Wednesday, October 06, 2010

Stylishly Older

There it was snuck in toward the end of a business article on Boston.com, the concept that the Talbot’s core customer is “… the 60-year-old woman who is much more stylish than she used to be…” Right away, I pictured a little old lady with her hair pulled back in a bun, wearing sensible laced shoes and a cameo pin sitting primly on her white blouse. But then I faced the numbers and realized that I am almost that 60-year-old woman. Actually I have one year and barely a few months left, yet so many of my friends and relatives have already passed this milestone, that it’s easy to feel that I’m part of their club.
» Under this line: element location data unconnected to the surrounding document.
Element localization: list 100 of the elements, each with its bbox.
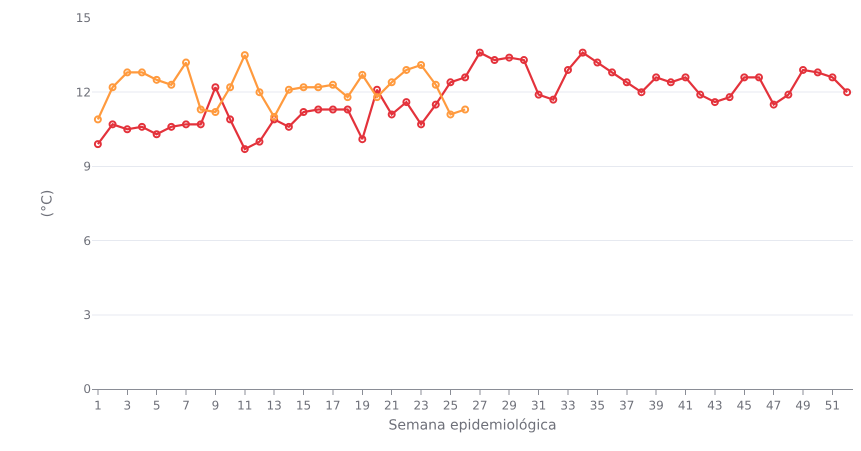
point xyxy=(402,98,410,106)
point xyxy=(182,58,190,67)
point xyxy=(344,93,352,102)
y-tick-label: 9 xyxy=(83,160,91,174)
y-tick-label: 0 xyxy=(83,382,91,396)
point xyxy=(182,120,190,128)
point xyxy=(300,108,308,116)
point xyxy=(784,90,792,99)
point xyxy=(754,73,763,82)
x-tick-label: 25 xyxy=(442,398,458,412)
x-tick-label: 31 xyxy=(530,398,546,412)
y-tick-label: 12 xyxy=(76,85,91,100)
point xyxy=(226,83,234,92)
point xyxy=(226,115,234,124)
y-tick-label: 15 xyxy=(76,11,91,26)
point xyxy=(388,78,396,86)
point xyxy=(417,120,426,128)
point xyxy=(284,122,293,131)
x-tick-label: 11 xyxy=(237,398,252,412)
x-tick-label: 39 xyxy=(648,398,664,412)
x-axis-title: Semana epidemiológica xyxy=(388,418,557,434)
point xyxy=(446,78,454,86)
point xyxy=(211,83,220,92)
point xyxy=(608,68,616,76)
point xyxy=(520,56,528,64)
point xyxy=(637,88,646,96)
point xyxy=(666,78,675,86)
point xyxy=(284,86,293,94)
x-tick-label: 21 xyxy=(384,398,400,412)
point xyxy=(358,70,366,79)
x-tick-label: 43 xyxy=(707,398,723,412)
point xyxy=(652,73,660,82)
point xyxy=(255,138,264,146)
point xyxy=(196,120,205,128)
x-tick-label: 3 xyxy=(123,398,132,412)
point xyxy=(432,80,440,89)
x-tick-label: 5 xyxy=(152,398,160,412)
x-tick-label: 41 xyxy=(678,398,694,412)
x-tick-label: 13 xyxy=(266,398,282,412)
point xyxy=(534,90,543,99)
point xyxy=(828,73,836,82)
y-tick-label: 3 xyxy=(83,308,91,322)
point xyxy=(843,88,852,96)
point xyxy=(94,115,102,124)
point xyxy=(196,106,205,114)
point xyxy=(461,73,470,82)
point xyxy=(505,54,514,62)
point xyxy=(314,106,322,114)
point xyxy=(240,145,249,154)
point xyxy=(432,100,440,109)
x-tick-label: 17 xyxy=(325,398,341,412)
point xyxy=(461,106,470,114)
point xyxy=(490,56,499,64)
point xyxy=(726,93,734,102)
x-tick-label: 37 xyxy=(619,398,634,412)
point xyxy=(622,78,631,86)
point xyxy=(373,86,382,94)
y-axis-title: (°C) xyxy=(39,190,56,218)
point xyxy=(682,73,690,82)
point xyxy=(799,66,808,74)
point xyxy=(314,83,322,92)
point xyxy=(814,68,822,76)
x-tick-label: 45 xyxy=(736,398,752,412)
x-tick-label: 49 xyxy=(795,398,811,412)
point xyxy=(167,80,176,89)
point xyxy=(578,48,587,57)
y-tick-label: 6 xyxy=(83,234,91,248)
point xyxy=(152,130,161,138)
point xyxy=(402,66,410,74)
x-tick-label: 15 xyxy=(296,398,312,412)
point xyxy=(300,83,308,92)
point xyxy=(770,100,778,109)
x-tick-label: 33 xyxy=(560,398,576,412)
point xyxy=(696,90,704,99)
x-tick-label: 29 xyxy=(502,398,517,412)
x-tick-label: 1 xyxy=(94,398,102,412)
point xyxy=(388,110,396,118)
point xyxy=(138,68,146,76)
point xyxy=(240,51,249,60)
point xyxy=(123,68,132,76)
point xyxy=(358,135,366,144)
x-tick-label: 19 xyxy=(354,398,370,412)
x-tick-label: 9 xyxy=(212,398,220,412)
point xyxy=(138,122,146,131)
x-tick-label: 27 xyxy=(472,398,488,412)
point xyxy=(152,76,161,84)
x-tick-label: 47 xyxy=(766,398,782,412)
point xyxy=(108,120,117,128)
point xyxy=(476,48,484,57)
point xyxy=(446,110,454,118)
point xyxy=(417,60,426,69)
point xyxy=(123,125,132,134)
point xyxy=(94,140,102,148)
point xyxy=(344,106,352,114)
x-tick-label: 51 xyxy=(824,398,840,412)
point xyxy=(549,96,558,104)
point xyxy=(108,83,117,92)
x-tick-label: 23 xyxy=(413,398,429,412)
point xyxy=(270,112,278,121)
point xyxy=(211,108,220,116)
Grandma Sarah warned me that life rushes by. Decades ago I thought that life stretched endlessly in front of me. Back then I was so busy raising three children, moving here and there, volunteering for community and global causes, making couple time, hosting holidays, birthdays and anniversaries, working hard at being an afternoon carpool queen, chasing a dog and cooking and cleaning in between grasping writing moments that the years did whiz by because I didn’t have time to think straight.

Yesterday I was at my grandson Simon’s school, waiting for kindergarten dismissal. I spotted a vaguely familiar woman wandering around in the crowd of nannies, mommies and a few dads. “Janet, is that you?” My daughter Jess had been a classmate of Janet’s oldest daughter. Janet’s hair that had once been long and auburn was bobbed and highlighted. She had on more make up than I remembered but she looked fit and trim and still exuded her warm smile. She gave me a hug and suggested that we have coffee soon.
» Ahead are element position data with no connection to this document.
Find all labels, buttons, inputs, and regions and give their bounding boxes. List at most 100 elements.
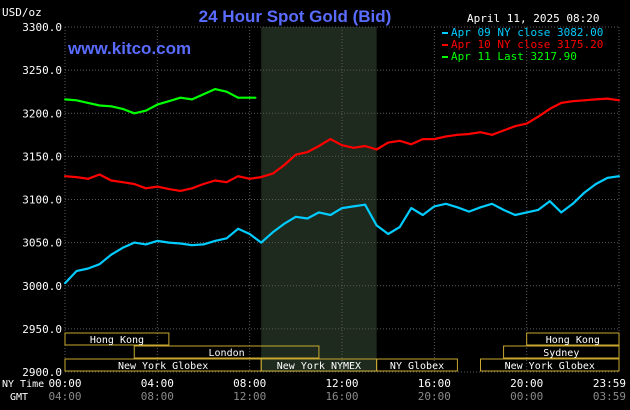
x-tick-label-gmt: 12:00 — [233, 390, 266, 403]
data-point — [179, 96, 182, 99]
data-point — [560, 211, 563, 214]
data-point — [583, 99, 586, 102]
data-point — [98, 104, 101, 107]
session-label: NY Globex — [390, 361, 444, 372]
unit-label: USD/oz — [2, 6, 42, 19]
session-label: Hong Kong — [90, 335, 144, 346]
data-point — [375, 148, 378, 151]
data-point — [294, 153, 297, 156]
legend-entry: Apr 10 NY close 3175.20 — [451, 38, 603, 51]
data-point — [144, 187, 147, 190]
data-point — [606, 97, 609, 100]
session-box — [480, 358, 620, 372]
data-point — [410, 207, 413, 210]
data-point — [398, 139, 401, 142]
y-tick-label: 3300.0 — [22, 21, 62, 34]
y-tick-label: 3250.0 — [22, 64, 62, 77]
price-line-series-2 — [64, 87, 256, 115]
data-point — [167, 241, 170, 244]
data-point — [548, 200, 551, 203]
session-box — [376, 358, 458, 372]
data-point — [75, 99, 78, 102]
data-point — [560, 101, 563, 104]
price-lines — [64, 87, 620, 285]
session-label: Sydney — [543, 348, 579, 359]
data-point — [294, 215, 297, 218]
data-point — [398, 226, 401, 229]
session-box — [133, 345, 320, 359]
data-point — [110, 253, 113, 256]
data-point — [606, 176, 609, 179]
data-point — [87, 267, 90, 270]
y-axis-ticks: 3300.0 3250.0 3200.0 3150.0 3100.0 3050.0 3000… — [22, 21, 62, 379]
timestamp: April 11, 2025 08:20 — [467, 12, 599, 25]
data-point — [110, 179, 113, 182]
data-point — [514, 125, 517, 128]
data-point — [594, 182, 597, 185]
data-point — [352, 205, 355, 208]
data-point — [618, 175, 620, 178]
data-point — [537, 115, 540, 118]
data-point — [317, 211, 320, 214]
data-point — [121, 246, 124, 249]
data-point — [248, 233, 251, 235]
data-point — [502, 129, 505, 132]
source-watermark: www.kitco.com — [67, 39, 191, 58]
session-label: New York Globex — [505, 361, 595, 372]
data-point — [133, 241, 136, 244]
x-tick-label-gmt: 00:00 — [510, 390, 543, 403]
data-point — [214, 88, 217, 91]
data-point — [190, 187, 193, 190]
data-point — [64, 175, 66, 178]
x-axis-ticks: 00:0004:0004:0008:0008:0012:0012:0016:00… — [48, 377, 626, 403]
data-point — [514, 214, 517, 217]
data-point — [87, 101, 90, 104]
data-point — [87, 177, 90, 180]
data-point — [121, 107, 124, 110]
data-point — [144, 109, 147, 112]
data-point — [202, 243, 205, 246]
data-point — [75, 270, 78, 273]
data-point — [156, 185, 159, 188]
data-point — [364, 145, 367, 148]
data-point — [237, 227, 240, 230]
data-point — [271, 172, 274, 175]
data-point — [248, 177, 251, 180]
data-point — [491, 133, 494, 136]
data-point — [110, 105, 113, 108]
data-point — [479, 206, 482, 209]
data-point — [352, 146, 355, 149]
x-tick-label-ny: 00:00 — [48, 377, 81, 390]
data-point — [502, 208, 505, 211]
gmt-label: GMT — [10, 392, 28, 403]
data-point — [248, 96, 251, 99]
session-box — [503, 345, 620, 359]
data-point — [98, 173, 101, 176]
data-point — [571, 100, 574, 103]
data-point — [467, 132, 470, 135]
y-tick-label: 3150.0 — [22, 150, 62, 163]
data-point — [456, 206, 459, 209]
data-point — [271, 231, 274, 234]
session-box — [64, 332, 170, 346]
data-point — [444, 135, 447, 138]
data-point — [214, 179, 217, 182]
data-point — [537, 208, 540, 211]
x-tick-label-gmt: 16:00 — [325, 390, 358, 403]
data-point — [225, 181, 228, 184]
data-point — [133, 182, 136, 185]
session-label: London — [209, 348, 245, 359]
data-point — [156, 103, 159, 106]
data-point — [202, 93, 205, 96]
ny-time-label: NY Time — [2, 379, 44, 390]
data-point — [190, 98, 193, 101]
data-point — [433, 205, 436, 208]
data-point — [121, 181, 124, 184]
y-tick-label: 2950.0 — [22, 323, 62, 336]
data-point — [317, 145, 320, 148]
x-tick-label-gmt: 08:00 — [141, 390, 174, 403]
data-point — [306, 151, 309, 154]
data-point — [179, 189, 182, 192]
y-tick-label: 3200.0 — [22, 107, 62, 120]
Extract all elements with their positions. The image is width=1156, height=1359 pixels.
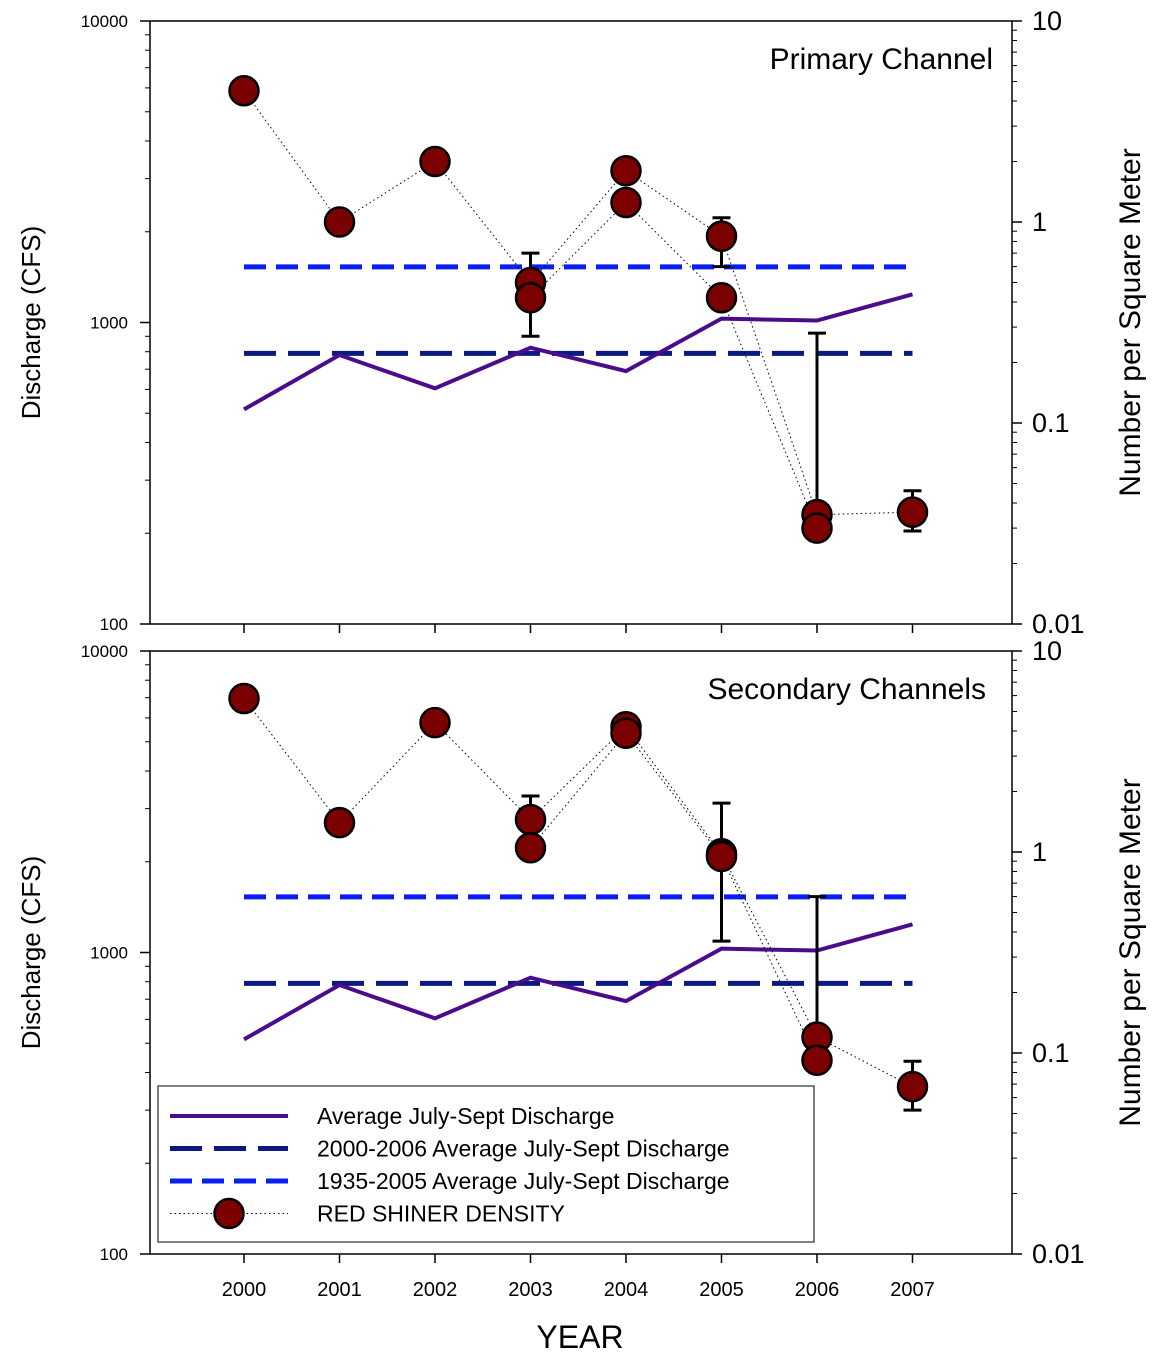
- x-tick-label: 2005: [699, 1279, 744, 1301]
- x-tick-label: 2002: [413, 1279, 458, 1301]
- panel-title: Primary Channel: [770, 43, 993, 76]
- left-tick-label: 10000: [81, 642, 128, 661]
- density-marker: [514, 281, 547, 314]
- x-axis-title: YEAR: [536, 1319, 623, 1354]
- density-marker: [419, 145, 451, 178]
- legend-label: Average July-Sept Discharge: [317, 1103, 614, 1129]
- x-tick-label: 2000: [222, 1279, 267, 1301]
- right-axis-title: Number per Square Meter: [1114, 148, 1147, 497]
- density-marker: [514, 803, 547, 836]
- right-tick-label: 0.1: [1032, 1038, 1070, 1068]
- right-tick-label: 1: [1032, 207, 1047, 237]
- density-marker: [610, 154, 642, 187]
- x-tick-label: 2004: [604, 1279, 649, 1301]
- left-axis-title: Discharge (CFS): [16, 226, 46, 420]
- density-marker: [228, 682, 260, 715]
- panel-title: Secondary Channels: [707, 673, 986, 706]
- x-tick-label: 2001: [317, 1279, 362, 1301]
- legend: Average July-Sept Discharge 2000-2006 Ave…: [157, 1085, 815, 1243]
- left-tick-label: 1000: [90, 944, 128, 963]
- density-marker: [896, 1070, 929, 1103]
- density-marker: [323, 806, 356, 839]
- right-tick-label: 0.01: [1032, 1239, 1085, 1269]
- x-tick-label: 2007: [890, 1279, 935, 1301]
- x-tick-label: 2006: [795, 1279, 840, 1301]
- legend-swatch-marker: [213, 1197, 245, 1230]
- legend-label: RED SHINER DENSITY: [317, 1201, 565, 1227]
- left-tick-label: 1000: [90, 314, 128, 333]
- x-tick-label: 2003: [508, 1279, 553, 1301]
- left-axis-title: Discharge (CFS): [16, 856, 46, 1050]
- right-tick-label: 10: [1032, 636, 1062, 666]
- density-marker: [419, 706, 451, 739]
- density-marker: [705, 840, 738, 873]
- density-marker: [801, 1044, 833, 1077]
- right-axis-title: Number per Square Meter: [1114, 778, 1147, 1127]
- density-marker: [323, 206, 356, 238]
- legend-label: 1935-2005 Average July-Sept Discharge: [317, 1168, 730, 1194]
- density-marker: [896, 496, 929, 528]
- density-marker: [610, 717, 642, 749]
- legend-box: [157, 1085, 815, 1243]
- discharge-line: [243, 922, 914, 1042]
- panel-2: 100 1000 10000 0.01 0.1 1 10 Discharge (CFS) Num…: [16, 636, 1147, 1269]
- density-marker: [610, 186, 642, 219]
- discharge-line: [243, 292, 914, 412]
- right-tick-label: 0.01: [1032, 609, 1085, 639]
- left-tick-label: 100: [100, 615, 128, 634]
- panel-1: 100 1000 10000 0.01 0.1 1 10 Discharge (CFS) Num…: [16, 6, 1147, 639]
- density-marker: [705, 281, 738, 314]
- right-tick-label: 0.1: [1032, 408, 1070, 438]
- density-dotted-line: [530, 201, 818, 529]
- left-tick-label: 100: [100, 1245, 128, 1264]
- left-tick-label: 10000: [81, 12, 128, 31]
- plot-frame: [149, 20, 1013, 625]
- right-tick-label: 10: [1032, 6, 1062, 36]
- density-marker: [514, 831, 547, 864]
- density-dotted-line: [243, 90, 913, 516]
- density-marker: [228, 74, 260, 107]
- density-marker: [705, 220, 738, 252]
- legend-label: 2000-2006 Average July-Sept Discharge: [317, 1136, 730, 1162]
- right-tick-label: 1: [1032, 837, 1047, 867]
- density-marker: [801, 512, 833, 544]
It never occurred to me to stop being stylish, to quit spicing up my outfits with scarves and beads. Will I ever not want to manicure my nails, coif my hair and coordinate my boots with my bags? I’d like to think that I’ll always be trendy without looking like what my sister and I used to refer to as a “dead teenager,” a person with graying hair and skintight jeans and a studded leather jacket.

Some mornings I wake up with an achy back and a clicking left knee but mostly I feel younger than I know I look. Janet and I are clearly the grandmas; nobody would mistake us for the moms. “Can you believe we’re doing this again!” She exclaimed. It honestly doesn’t feel like twenty years have passed by. There have been graduations, weddings and now there is another baby on the way, the first little Epstein of this generation. I can stand in that schoolyard and blink and there is my son, Aron huddling with a group of his friends. His brother, Jason is hanging from the high bars and calling to me "Mom, can we stay here late today?”